Alexis Hazell wrote:
On Thursday 12 July 2007 04:40, Andrew Coppin wrote:
I once sat down and tried to read about Category Theory. I got almost nowhere though; I cannot for the life of my figure out how the definition of "category" is actually different from the definition of "set". Or how a "functor" is any different than a "function". Or... actually, none of it made sense.
Iiuc,
"Set" is just one type of category; and the morphisms of the category "Set" are indeed functions. But morphisms in other categories need not be functions; in the category "Rel", for example, the morphisms are not functions but binary relations.
A "functor" is something that maps functions in one category to functions in another category.
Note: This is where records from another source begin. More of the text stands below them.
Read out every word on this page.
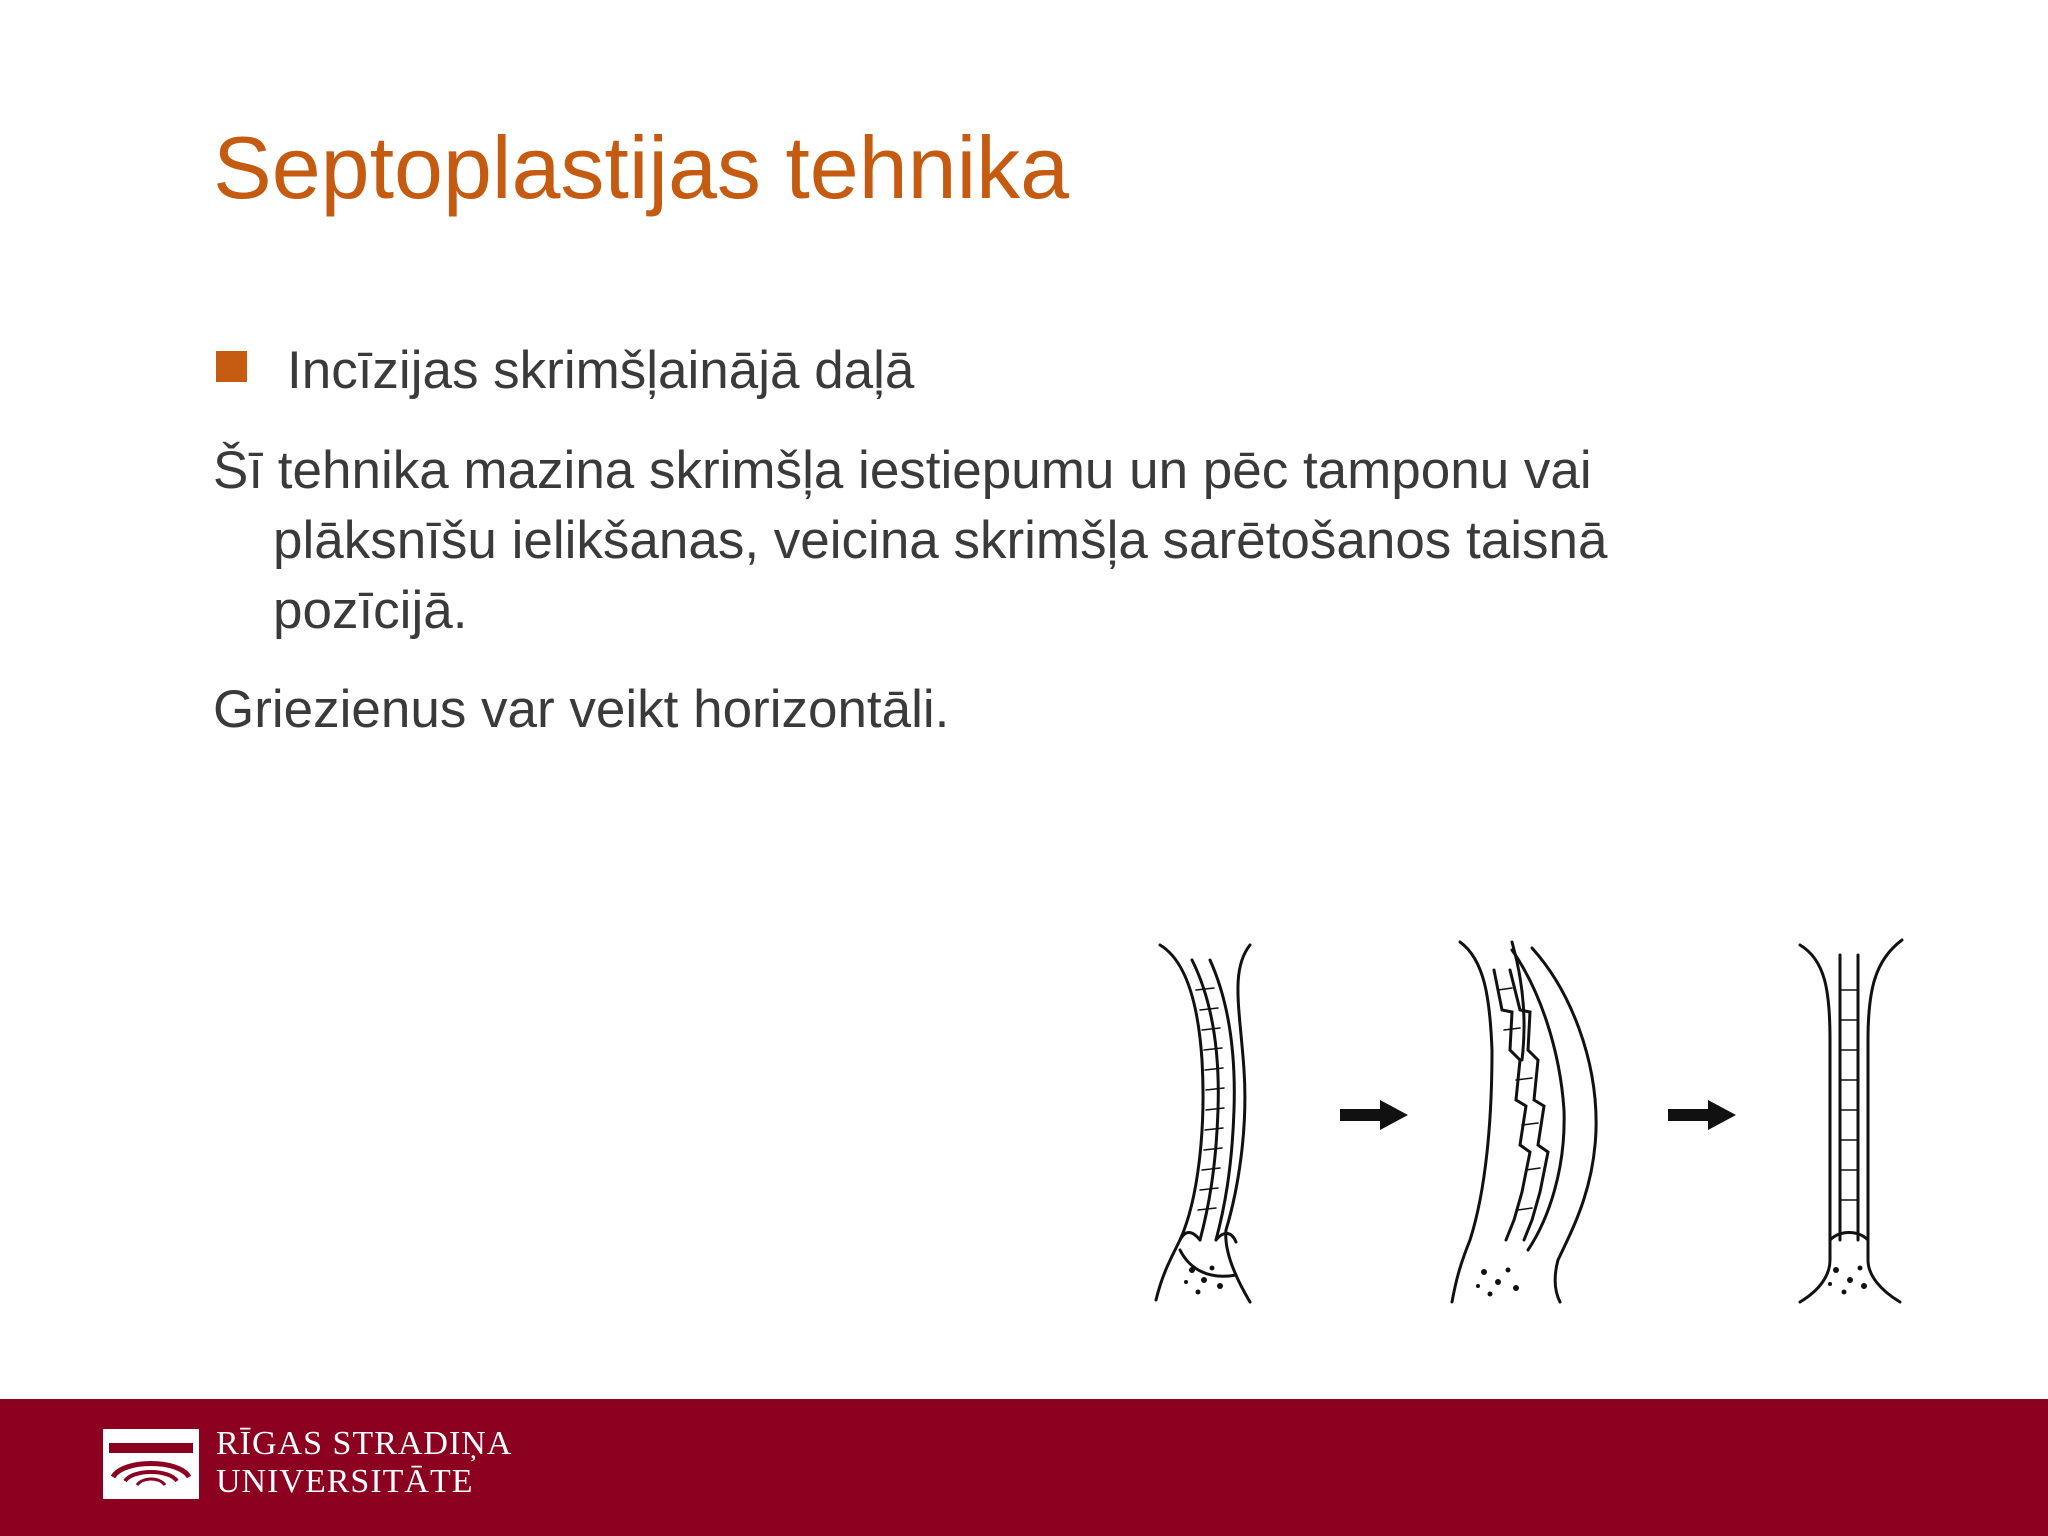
Septoplastijas tehnika
Incīzijas skrimšļainājā daļā
Šī tehnika mazina skrimšļa iestiepumu un pēc tamponu vai
plāksnīšu ielikšanas, veicina skrimšļa sarētošanos taisnā
pozīcijā.
Griezienus var veikt horizontāli.
RĪGAS STRADIŅA
UNIVERSITĀTE
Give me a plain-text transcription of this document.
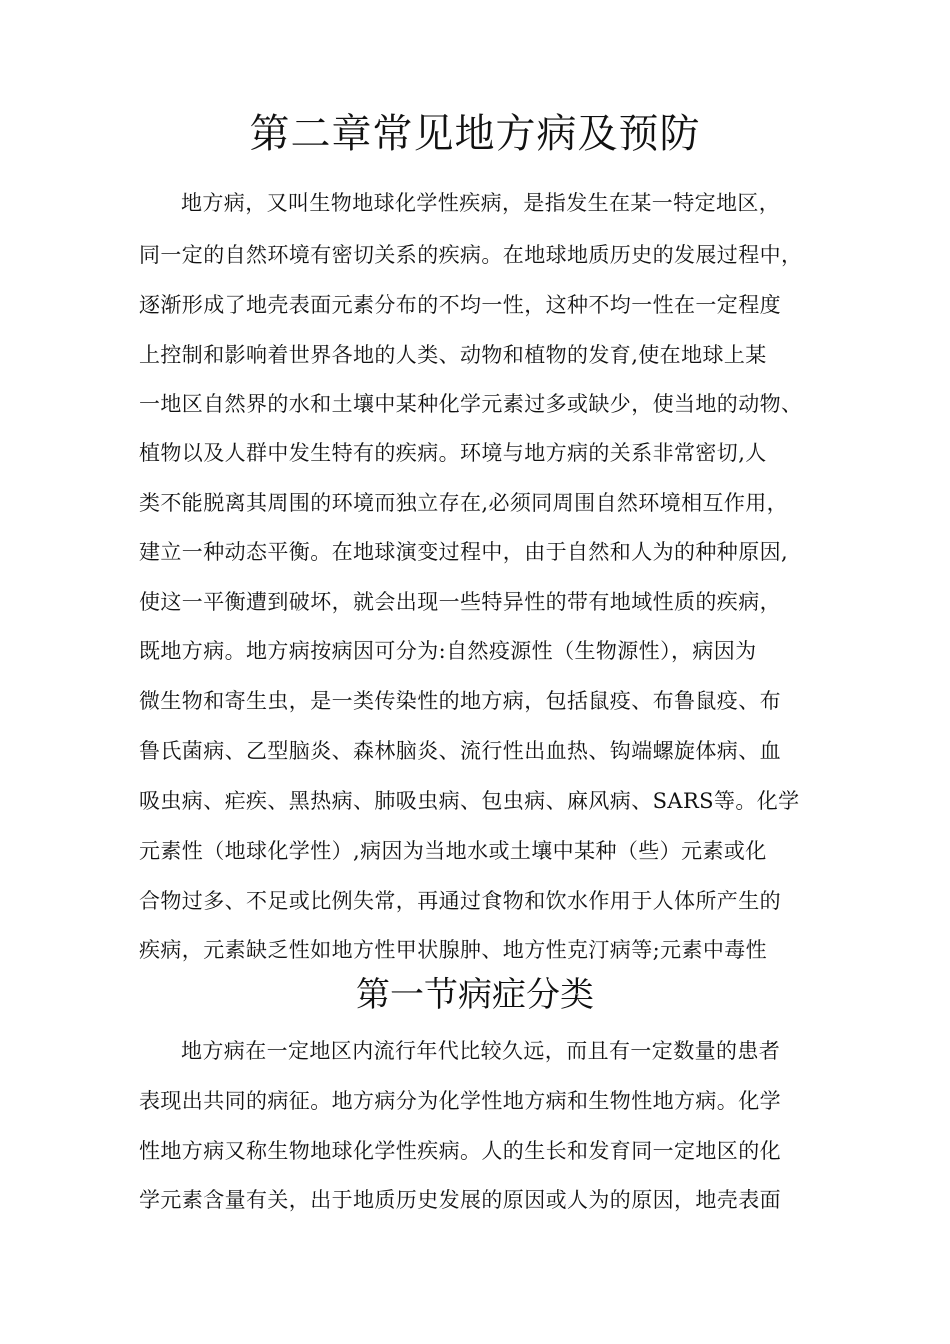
第二章常见地方病及预防
地方病，又叫生物地球化学性疾病，是指发生在某一特定地区，
同一定的自然环境有密切关系的疾病。在地球地质历史的发展过程中，
逐渐形成了地壳表面元素分布的不均一性，这种不均一性在一定程度
上控制和影响着世界各地的人类、动物和植物的发育,使在地球上某
一地区自然界的水和土壤中某种化学元素过多或缺少，使当地的动物、
植物以及人群中发生特有的疾病。环境与地方病的关系非常密切,人
类不能脱离其周围的环境而独立存在,必须同周围自然环境相互作用，
建立一种动态平衡。在地球演变过程中，由于自然和人为的种种原因,
使这一平衡遭到破坏，就会出现一些特异性的带有地域性质的疾病，
既地方病。地方病按病因可分为:自然疫源性（生物源性），病因为
微生物和寄生虫，是一类传染性的地方病，包括鼠疫、布鲁鼠疫、布
鲁氏菌病、乙型脑炎、森林脑炎、流行性出血热、钩端螺旋体病、血
吸虫病、疟疾、黑热病、肺吸虫病、包虫病、麻风病、SARS等。化学
元素性（地球化学性）,病因为当地水或土壤中某种（些）元素或化
合物过多、不足或比例失常，再通过食物和饮水作用于人体所产生的
疾病，元素缺乏性如地方性甲状腺肿、地方性克汀病等;元素中毒性
第一节病症分类
地方病在一定地区内流行年代比较久远，而且有一定数量的患者
表现出共同的病征。地方病分为化学性地方病和生物性地方病。化学
性地方病又称生物地球化学性疾病。人的生长和发育同一定地区的化
学元素含量有关，出于地质历史发展的原因或人为的原因，地壳表面
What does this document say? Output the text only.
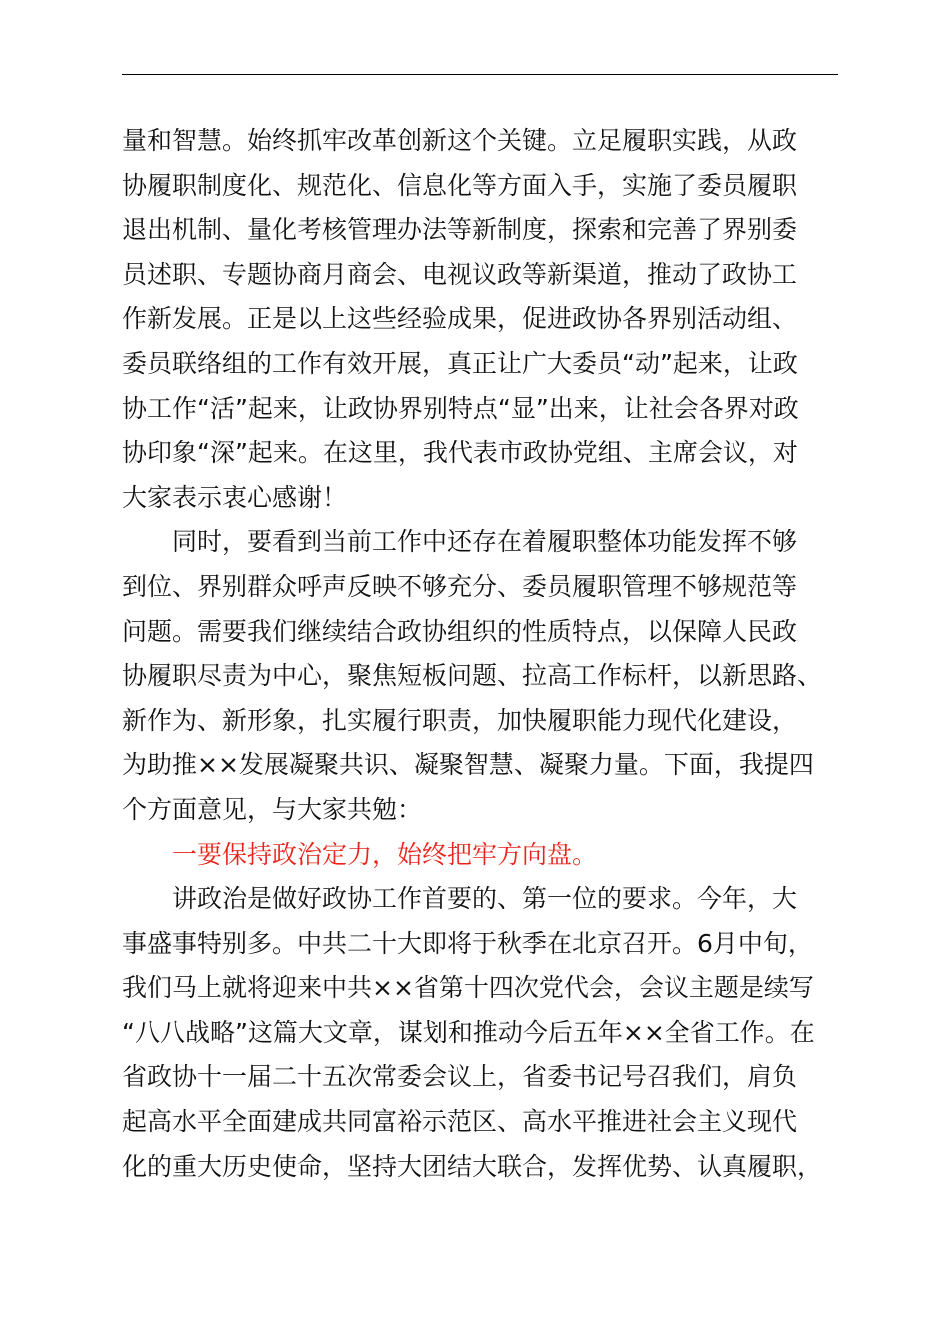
量和智慧。始终抓牢改革创新这个关键。立足履职实践，从政
协履职制度化、规范化、信息化等方面入手，实施了委员履职
退出机制、量化考核管理办法等新制度，探索和完善了界别委
员述职、专题协商月商会、电视议政等新渠道，推动了政协工
作新发展。正是以上这些经验成果，促进政协各界别活动组、
委员联络组的工作有效开展，真正让广大委员“动”起来，让政
协工作“活”起来，让政协界别特点“显”出来，让社会各界对政
协印象“深”起来。在这里，我代表市政协党组、主席会议，对
大家表示衷心感谢！
同时，要看到当前工作中还存在着履职整体功能发挥不够
到位、界别群众呼声反映不够充分、委员履职管理不够规范等
问题。需要我们继续结合政协组织的性质特点，以保障人民政
协履职尽责为中心，聚焦短板问题、拉高工作标杆，以新思路、
新作为、新形象，扎实履行职责，加快履职能力现代化建设，
为助推××发展凝聚共识、凝聚智慧、凝聚力量。下面，我提四
个方面意见，与大家共勉：
一要保持政治定力，始终把牢方向盘。
讲政治是做好政协工作首要的、第一位的要求。今年，大
事盛事特别多。中共二十大即将于秋季在北京召开。6月中旬，
我们马上就将迎来中共××省第十四次党代会，会议主题是续写
“八八战略”这篇大文章，谋划和推动今后五年××全省工作。在
省政协十一届二十五次常委会议上，省委书记号召我们，肩负
起高水平全面建成共同富裕示范区、高水平推进社会主义现代
化的重大历史使命，坚持大团结大联合，发挥优势、认真履职，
In other words, functors point from one or more functions in one category to the equivalent functions in another category. Perhaps they could be regarded as 'meta-functions'.
Hope that helps,
It helps a little...
I'm still puzzled as to what makes the other categories so magical that they cannot be considered sets.
Another example: a partially ordered set is a category. The objects are the elements and there is an arrow between two objects a & b if a <= b. An element isn't (necessarily) a set. Nothing magical here. A functor is then an order preserving function (homomorphism). This question has come up more than once so it may be worth a wiki page if anyone has time.
I'm also a little puzzled that a binary relation isn't considered to be a function...
That's the definition of a function: a restricted relation in which there is at most one range element for a given domain element - see any book on set theory e.g. Halmos.
From the above, it seems that functors are in fact structure-preserving mappings somewhat like the various morphisms found in group theory. (I remember isomorphism and homomorphism, but there are really far too many morphisms to remember!)
Sometimes but clearly the forgetful functor doesn't.